Zimbabwe tolak pengamat pemilu dari AS

pemerintah zimbabwe telah menolak tawaran pejabat senior urusan luar negeri as agar mengirim pengamat pemilihan publik dibuat imbalan atas lobinya kepada pencabutan sanksi selama Satu dasawarsa terhadap negara afrika selatan tersebut.

berdasarkan laporan media lokal selama sabtu (6/4), asisten menteri luar negeri as urusan afrika johnie carson mengirim surat terhadap wakil presiden juga menteri luar negeri zimbabwe supaya mengakui skill teknis harare untuk menyelenggarakan pemilihan publik. tapi ia menyarakan diizinkannya banyak pengamat di negeri dan internasional.

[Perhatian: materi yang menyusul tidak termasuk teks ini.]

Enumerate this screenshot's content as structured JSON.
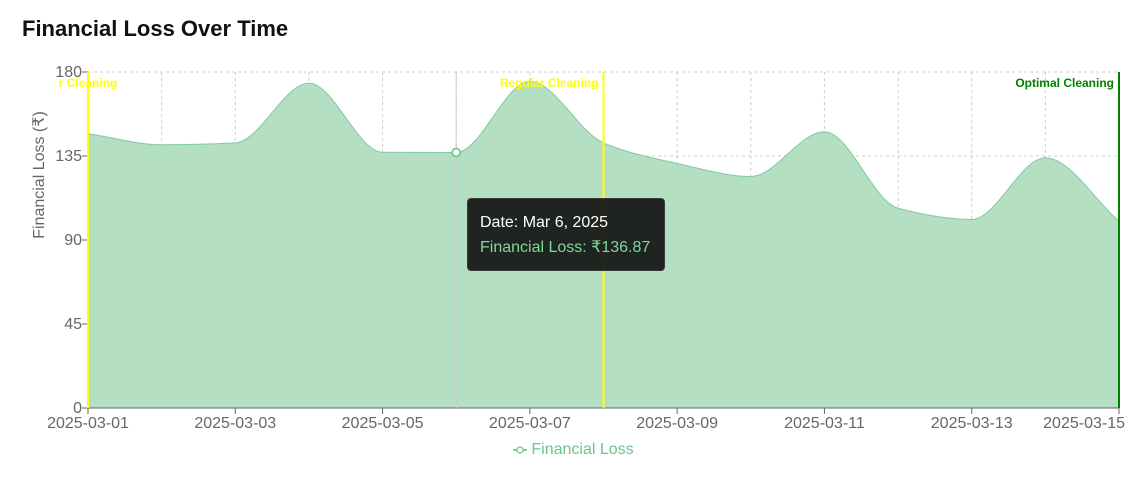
{
  "title": "Financial Loss Over Time",
  "chart_data": {
    "type": "area",
    "x": [
      "2025-03-01",
      "2025-03-02",
      "2025-03-03",
      "2025-03-04",
      "2025-03-05",
      "2025-03-06",
      "2025-03-07",
      "2025-03-08",
      "2025-03-09",
      "2025-03-10",
      "2025-03-11",
      "2025-03-12",
      "2025-03-13",
      "2025-03-14",
      "2025-03-15"
    ],
    "series": [
      {
        "name": "Financial Loss",
        "values": [
          147,
          141,
          142,
          174,
          137,
          136.87,
          175,
          142,
          131,
          124,
          148,
          107,
          101,
          134,
          100
        ]
      }
    ],
    "xticks": [
      "2025-03-01",
      "2025-03-03",
      "2025-03-05",
      "2025-03-07",
      "2025-03-09",
      "2025-03-11",
      "2025-03-13",
      "2025-03-15"
    ],
    "yticks": [
      0,
      45,
      90,
      135,
      180
    ],
    "ylim": [
      0,
      180
    ],
    "ylabel": "Financial Loss (₹)",
    "grid": true,
    "legend_position": "bottom-center",
    "colors": {
      "fill": "#b4dfc3",
      "stroke": "#82ca9d"
    },
    "reference_lines": [
      {
        "x": "2025-03-01",
        "label": "r Cleaning",
        "color": "#ffff00"
      },
      {
        "x": "2025-03-08",
        "label": "Regular Cleaning",
        "color": "#ffff00"
      },
      {
        "x": "2025-03-15",
        "label": "Optimal Cleaning",
        "color": "#008000"
      }
    ],
    "tooltip": {
      "x": "2025-03-06",
      "date_text": "Date: Mar 6, 2025",
      "value_text": "Financial Loss: ₹136.87"
    }
  }
}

saya siap menggunakan dana terhadap pemilihan umum nasional dan harmonis dalam zimbabwe, saat zimbabwe menjalankan pintunya terhadap pengamat non-pemerintah dan independen, kata carson di dalam suratnya, sebagaimana dikutip harian milik pemerintah, herald.

terlebih lagi, kalau zimbabwe bersedia melayani pengamat internasional selama masa pemilihan publik kedepan, saya siap mengkaji sanksi terarah kami juga menyarankan tindakan agar meredakan berbagai sanksi ini, ujarnya.

Informasi Lainnya:

zimbabwe diperkirakan ingin menyelenggarakan pemilihan umum diantara juni serta september tahun ini guna mengakhiri pemerintah koalisi berumur empat tahun dan telah goyah.

george charamba, juru bicara presiden robert mugabe, mencela tawaran carso, papar xinhua. ia menyatakan surat tersebut bekerja memutuskan persyaratan dan kepada rakyat zimbabwe menjijikan.

anda tak bisa pada Satu tahap memuji skill zimbabwe untuk menyelenggarakan proses nasional juga dalam ketika lain menuntut proses tersebut diawasi, kata charamba.

dalam kasus bagaimana pun, mereka datang daripada belahan bumi lain, dan tak mempunyai sangkut-paut dengan kami.

hubungan zimbabwe-as memburuk selama 2001, saat kongres as mensahkan peraturan pemulihan ekonomi dan demokrasi zimbabwe supaya mendukung sederat sanksi dan meliputi larangan terhadap lembaga keuangan untuk menyampaikan pinjaman dan kredit serta mengurangi utang bagi zimbabwe. beberapa pemimpin zimbabwe maih dikenakan larangan bepergian dengan as.

charamba menyampaikan carson sebaiknya tidak berfikir rakyat zimbabwe adalah pihak bodoh melalui menyarankan ia memiliki wewenang agar mencabut sanksi.

ia tak memiliki kekuasaan untuk menghilangkan sanksi dan diputuskan dengan sistem parlementer. ia serta merupakan pihak luar, kata charamba. berbagai sanksi berada pada luar kekuasaan carson.

zimbabwe dan menghadapi sanksi daripada uni eropa, tergolong larangan bepergian dan pembekuan aset terhadap pejabat senior pemerintah. tapi uni eropa pada penghujung maret, sudah mengeluarkan 83 pihak dari daftar sanksinya, sesudah referendum undang-undang dasar berjalan adil serta damai dalam zimbabwe pada 16 maret.

namun, 10 pihak --termasuk presiden mugabe, istrinya juga kaum pejabat senior militer-- masih tergolong pada di mendaftar sanksi uni eropa.